Links between Cognitive Status and Trace Element Levels in Hair for an Environmentally Exposed Population: A Case Study in the Surroundings of the Estarreja Industrial Area.

In the present study, trace elements (TE) levels were evaluated in scalp hair along the continuum from healthy subjects (HS) to patients suffering from subjective memory concerns (SMC), and/or mild cognitive impairment (MCI), and those with already installed dementia (DEM) in order to: (i) assess the effects of environmental and lifestyle factors on TE concentrations and (ii) evaluate the analyzed elements as possible diagnostic biomarkers for the disease. The study involved 79 mainly permanent residents, >55 years old, from the city of Estarreja (northern Portugal), a former industrial area.

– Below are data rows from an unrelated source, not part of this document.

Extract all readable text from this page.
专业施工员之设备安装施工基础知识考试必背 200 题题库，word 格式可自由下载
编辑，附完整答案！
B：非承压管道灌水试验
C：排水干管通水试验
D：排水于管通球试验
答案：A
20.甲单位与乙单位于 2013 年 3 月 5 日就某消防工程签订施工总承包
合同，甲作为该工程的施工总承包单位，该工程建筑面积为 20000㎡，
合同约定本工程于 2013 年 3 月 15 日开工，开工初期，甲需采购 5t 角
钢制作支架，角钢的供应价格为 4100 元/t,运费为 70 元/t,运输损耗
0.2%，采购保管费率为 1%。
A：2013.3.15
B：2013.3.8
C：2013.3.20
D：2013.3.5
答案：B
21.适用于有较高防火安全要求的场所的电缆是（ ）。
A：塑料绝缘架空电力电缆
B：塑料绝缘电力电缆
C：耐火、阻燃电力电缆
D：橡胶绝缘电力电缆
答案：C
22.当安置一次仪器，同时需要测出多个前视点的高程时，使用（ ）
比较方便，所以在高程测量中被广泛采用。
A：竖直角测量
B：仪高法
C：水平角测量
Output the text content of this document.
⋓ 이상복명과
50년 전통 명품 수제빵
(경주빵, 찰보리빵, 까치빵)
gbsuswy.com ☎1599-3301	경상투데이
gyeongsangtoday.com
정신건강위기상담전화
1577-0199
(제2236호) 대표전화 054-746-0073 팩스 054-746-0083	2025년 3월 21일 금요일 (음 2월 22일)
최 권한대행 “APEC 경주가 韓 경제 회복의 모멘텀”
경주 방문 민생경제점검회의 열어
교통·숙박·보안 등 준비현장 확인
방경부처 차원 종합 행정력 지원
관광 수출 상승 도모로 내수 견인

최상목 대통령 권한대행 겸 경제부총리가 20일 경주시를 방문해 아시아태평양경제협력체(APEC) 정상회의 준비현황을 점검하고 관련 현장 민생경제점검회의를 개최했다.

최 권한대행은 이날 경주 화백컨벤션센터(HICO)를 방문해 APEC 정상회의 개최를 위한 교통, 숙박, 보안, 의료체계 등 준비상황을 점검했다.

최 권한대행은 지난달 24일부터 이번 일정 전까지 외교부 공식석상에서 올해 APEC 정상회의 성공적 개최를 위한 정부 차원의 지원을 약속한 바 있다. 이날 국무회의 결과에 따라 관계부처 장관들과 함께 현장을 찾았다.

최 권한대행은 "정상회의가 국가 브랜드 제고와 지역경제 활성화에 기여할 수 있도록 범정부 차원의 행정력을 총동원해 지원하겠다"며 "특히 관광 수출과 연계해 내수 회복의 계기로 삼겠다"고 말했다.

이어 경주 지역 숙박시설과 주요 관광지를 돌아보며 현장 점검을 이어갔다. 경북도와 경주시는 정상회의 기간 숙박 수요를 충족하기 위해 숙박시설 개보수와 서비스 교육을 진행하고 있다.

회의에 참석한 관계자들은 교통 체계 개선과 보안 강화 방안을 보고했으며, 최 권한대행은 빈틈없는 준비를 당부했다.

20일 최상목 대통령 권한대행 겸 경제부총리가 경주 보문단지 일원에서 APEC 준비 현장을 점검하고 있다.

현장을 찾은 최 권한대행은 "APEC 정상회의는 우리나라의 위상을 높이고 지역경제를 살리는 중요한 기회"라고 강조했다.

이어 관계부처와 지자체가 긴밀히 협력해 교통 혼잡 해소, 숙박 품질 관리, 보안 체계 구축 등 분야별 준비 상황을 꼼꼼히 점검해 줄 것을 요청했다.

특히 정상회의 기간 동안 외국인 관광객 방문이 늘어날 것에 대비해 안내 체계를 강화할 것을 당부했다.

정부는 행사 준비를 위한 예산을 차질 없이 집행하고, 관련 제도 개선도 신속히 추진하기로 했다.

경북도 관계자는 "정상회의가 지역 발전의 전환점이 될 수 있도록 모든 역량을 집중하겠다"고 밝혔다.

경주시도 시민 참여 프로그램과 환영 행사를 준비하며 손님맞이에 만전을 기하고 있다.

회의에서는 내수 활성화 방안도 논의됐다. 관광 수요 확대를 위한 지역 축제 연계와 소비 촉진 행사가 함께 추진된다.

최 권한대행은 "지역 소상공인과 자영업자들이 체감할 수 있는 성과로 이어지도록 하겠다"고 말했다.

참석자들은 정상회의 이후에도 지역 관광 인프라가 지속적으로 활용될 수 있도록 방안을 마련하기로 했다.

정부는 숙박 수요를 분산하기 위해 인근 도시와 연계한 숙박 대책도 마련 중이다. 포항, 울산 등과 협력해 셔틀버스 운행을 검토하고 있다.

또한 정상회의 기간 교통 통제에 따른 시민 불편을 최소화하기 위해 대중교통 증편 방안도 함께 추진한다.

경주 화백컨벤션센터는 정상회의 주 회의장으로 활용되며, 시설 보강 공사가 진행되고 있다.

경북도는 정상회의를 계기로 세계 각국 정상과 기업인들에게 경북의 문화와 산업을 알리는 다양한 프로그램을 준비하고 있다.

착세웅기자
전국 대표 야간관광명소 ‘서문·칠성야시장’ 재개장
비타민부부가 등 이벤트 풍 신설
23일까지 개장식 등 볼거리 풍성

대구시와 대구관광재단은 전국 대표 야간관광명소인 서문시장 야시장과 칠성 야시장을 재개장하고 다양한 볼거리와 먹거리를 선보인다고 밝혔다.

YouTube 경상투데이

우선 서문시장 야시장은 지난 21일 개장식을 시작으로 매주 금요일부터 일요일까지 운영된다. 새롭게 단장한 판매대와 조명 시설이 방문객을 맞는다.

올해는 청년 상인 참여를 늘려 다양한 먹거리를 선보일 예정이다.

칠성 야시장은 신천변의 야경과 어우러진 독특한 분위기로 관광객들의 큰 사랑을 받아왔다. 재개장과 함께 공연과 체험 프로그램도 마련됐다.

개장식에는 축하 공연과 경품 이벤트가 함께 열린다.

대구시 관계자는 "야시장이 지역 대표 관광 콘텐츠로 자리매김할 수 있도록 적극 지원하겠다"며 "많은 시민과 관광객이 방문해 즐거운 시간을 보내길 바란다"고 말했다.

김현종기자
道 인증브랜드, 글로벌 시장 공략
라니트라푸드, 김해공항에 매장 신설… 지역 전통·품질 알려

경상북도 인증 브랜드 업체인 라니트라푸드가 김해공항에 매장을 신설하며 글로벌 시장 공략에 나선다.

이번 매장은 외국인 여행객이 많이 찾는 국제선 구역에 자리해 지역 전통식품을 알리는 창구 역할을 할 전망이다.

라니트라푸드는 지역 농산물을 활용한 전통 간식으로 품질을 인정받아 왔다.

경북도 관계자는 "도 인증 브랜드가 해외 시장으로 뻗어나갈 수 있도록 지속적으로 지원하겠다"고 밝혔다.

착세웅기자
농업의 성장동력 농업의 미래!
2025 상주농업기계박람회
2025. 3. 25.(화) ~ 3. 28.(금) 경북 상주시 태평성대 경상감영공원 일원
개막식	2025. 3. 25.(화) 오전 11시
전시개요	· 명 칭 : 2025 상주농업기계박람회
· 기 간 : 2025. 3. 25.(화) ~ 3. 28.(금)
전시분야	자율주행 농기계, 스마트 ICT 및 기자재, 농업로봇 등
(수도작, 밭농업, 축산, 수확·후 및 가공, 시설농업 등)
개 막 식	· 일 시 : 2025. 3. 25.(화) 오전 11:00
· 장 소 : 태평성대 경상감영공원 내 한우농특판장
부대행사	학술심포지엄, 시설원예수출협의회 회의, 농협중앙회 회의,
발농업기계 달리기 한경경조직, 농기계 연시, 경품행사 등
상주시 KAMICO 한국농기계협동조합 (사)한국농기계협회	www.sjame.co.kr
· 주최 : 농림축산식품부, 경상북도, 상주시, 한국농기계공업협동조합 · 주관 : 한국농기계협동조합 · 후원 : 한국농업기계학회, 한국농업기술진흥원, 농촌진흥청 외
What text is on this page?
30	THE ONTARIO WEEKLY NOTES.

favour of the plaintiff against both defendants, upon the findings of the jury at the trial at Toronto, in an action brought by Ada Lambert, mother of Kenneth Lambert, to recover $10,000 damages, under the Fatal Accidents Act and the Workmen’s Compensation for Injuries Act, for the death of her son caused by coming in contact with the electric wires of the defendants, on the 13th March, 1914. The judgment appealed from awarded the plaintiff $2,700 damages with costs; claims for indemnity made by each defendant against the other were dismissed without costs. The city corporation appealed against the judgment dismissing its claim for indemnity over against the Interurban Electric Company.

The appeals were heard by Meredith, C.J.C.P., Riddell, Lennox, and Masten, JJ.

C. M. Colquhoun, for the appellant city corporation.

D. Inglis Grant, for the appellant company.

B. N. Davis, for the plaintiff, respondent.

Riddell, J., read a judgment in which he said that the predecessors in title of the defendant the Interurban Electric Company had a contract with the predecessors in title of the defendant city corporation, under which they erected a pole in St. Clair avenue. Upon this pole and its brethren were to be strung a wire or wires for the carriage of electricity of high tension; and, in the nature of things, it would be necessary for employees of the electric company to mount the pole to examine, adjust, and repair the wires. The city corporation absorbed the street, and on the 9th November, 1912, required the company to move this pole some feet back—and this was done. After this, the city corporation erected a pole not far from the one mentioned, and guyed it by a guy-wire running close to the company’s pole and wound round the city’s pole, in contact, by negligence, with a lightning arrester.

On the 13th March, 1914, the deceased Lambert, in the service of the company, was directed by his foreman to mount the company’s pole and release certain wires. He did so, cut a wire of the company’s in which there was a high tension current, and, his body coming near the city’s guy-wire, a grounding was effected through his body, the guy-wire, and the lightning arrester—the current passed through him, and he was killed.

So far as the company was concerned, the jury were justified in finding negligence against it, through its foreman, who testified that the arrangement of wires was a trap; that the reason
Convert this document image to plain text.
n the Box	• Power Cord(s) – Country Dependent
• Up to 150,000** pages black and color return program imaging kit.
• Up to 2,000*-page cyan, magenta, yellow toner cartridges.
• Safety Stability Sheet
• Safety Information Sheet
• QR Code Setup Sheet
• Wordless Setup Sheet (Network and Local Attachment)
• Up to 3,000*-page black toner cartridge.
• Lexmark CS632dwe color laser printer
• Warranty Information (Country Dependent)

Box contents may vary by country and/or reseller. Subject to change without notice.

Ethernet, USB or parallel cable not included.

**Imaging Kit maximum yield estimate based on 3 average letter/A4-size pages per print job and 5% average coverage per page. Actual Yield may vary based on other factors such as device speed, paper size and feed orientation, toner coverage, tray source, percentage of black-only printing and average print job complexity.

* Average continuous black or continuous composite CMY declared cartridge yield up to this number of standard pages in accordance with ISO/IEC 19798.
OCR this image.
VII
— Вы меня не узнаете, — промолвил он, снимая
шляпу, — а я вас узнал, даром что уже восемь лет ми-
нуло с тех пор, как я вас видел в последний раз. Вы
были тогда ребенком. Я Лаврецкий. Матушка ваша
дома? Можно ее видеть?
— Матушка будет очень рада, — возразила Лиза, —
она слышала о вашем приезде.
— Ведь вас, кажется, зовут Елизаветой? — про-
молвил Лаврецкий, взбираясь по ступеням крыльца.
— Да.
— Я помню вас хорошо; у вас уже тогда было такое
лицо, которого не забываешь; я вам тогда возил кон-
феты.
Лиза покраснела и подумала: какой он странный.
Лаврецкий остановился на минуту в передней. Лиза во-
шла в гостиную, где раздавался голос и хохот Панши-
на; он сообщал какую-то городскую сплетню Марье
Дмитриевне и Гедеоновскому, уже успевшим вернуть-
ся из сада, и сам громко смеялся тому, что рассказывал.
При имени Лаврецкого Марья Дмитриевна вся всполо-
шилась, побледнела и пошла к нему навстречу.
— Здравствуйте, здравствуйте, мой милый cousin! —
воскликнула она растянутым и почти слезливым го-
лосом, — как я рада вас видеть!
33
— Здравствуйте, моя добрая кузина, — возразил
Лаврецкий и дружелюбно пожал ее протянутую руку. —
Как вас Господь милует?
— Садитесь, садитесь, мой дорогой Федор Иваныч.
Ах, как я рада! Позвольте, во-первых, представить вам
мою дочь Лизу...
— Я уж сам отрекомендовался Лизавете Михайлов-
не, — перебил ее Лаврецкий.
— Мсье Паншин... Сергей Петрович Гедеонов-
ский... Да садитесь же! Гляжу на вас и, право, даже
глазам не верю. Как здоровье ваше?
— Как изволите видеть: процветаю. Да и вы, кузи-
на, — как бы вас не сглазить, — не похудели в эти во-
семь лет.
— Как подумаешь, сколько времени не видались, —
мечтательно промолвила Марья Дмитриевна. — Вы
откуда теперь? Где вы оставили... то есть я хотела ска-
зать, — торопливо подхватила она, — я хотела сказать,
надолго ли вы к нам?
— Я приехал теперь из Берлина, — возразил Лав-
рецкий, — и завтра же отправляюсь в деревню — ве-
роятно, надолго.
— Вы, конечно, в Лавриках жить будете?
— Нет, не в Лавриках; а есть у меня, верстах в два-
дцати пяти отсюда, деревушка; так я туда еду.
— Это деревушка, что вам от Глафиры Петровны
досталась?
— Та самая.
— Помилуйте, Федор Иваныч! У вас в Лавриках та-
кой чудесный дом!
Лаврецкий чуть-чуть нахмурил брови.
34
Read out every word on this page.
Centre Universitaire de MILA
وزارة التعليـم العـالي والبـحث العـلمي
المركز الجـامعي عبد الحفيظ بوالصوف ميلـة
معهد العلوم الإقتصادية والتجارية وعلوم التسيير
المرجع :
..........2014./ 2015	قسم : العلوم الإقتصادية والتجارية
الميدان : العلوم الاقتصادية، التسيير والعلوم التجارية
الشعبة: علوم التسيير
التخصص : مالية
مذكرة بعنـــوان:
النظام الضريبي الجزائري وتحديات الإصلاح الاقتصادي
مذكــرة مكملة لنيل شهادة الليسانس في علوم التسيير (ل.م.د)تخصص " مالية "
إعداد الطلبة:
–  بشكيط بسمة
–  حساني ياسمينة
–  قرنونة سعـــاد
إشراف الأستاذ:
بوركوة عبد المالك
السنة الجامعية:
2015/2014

The health status of the participants was assessed by means of a complete socio-demographic questionnaire and through cognitive screening tests, namely the Mini-Mental State Examination (MMSE). The test scores were categorized and used in the statistical analysis. Hair samples were collected and analyzed by inductively coupled plasma-mass spectrometry (ICP-MS) ICP-MS for selected TE. Dementia appears to be associated with higher age, the female gender, lower education level, and longer residence time in the study area. In addition, most of the participants diagnosed with dementia frequently consume home-grown foodstuffs, some irrigated with contaminated well water. The calculation of the TE enrichment factors of soil samples collected in kitchen gardens/small farms in the vicinity of the Estarreja Chemical Complex (ECC) reinforces the degree of Hg soil contamination in the area, due to anthropogenic sources that can be a source for the population Hg exposure route among others. Mercury levels in hair differed significantly between the four individual groups (HS, SMC, MCI, and DEM), increasing from healthy to dementia participants. Improved diagnostic results can be obtained using hair TE signatures coupled with MMSE scores. This strategy may prove useful for predictive diagnosis in population screening for cognitive impairment.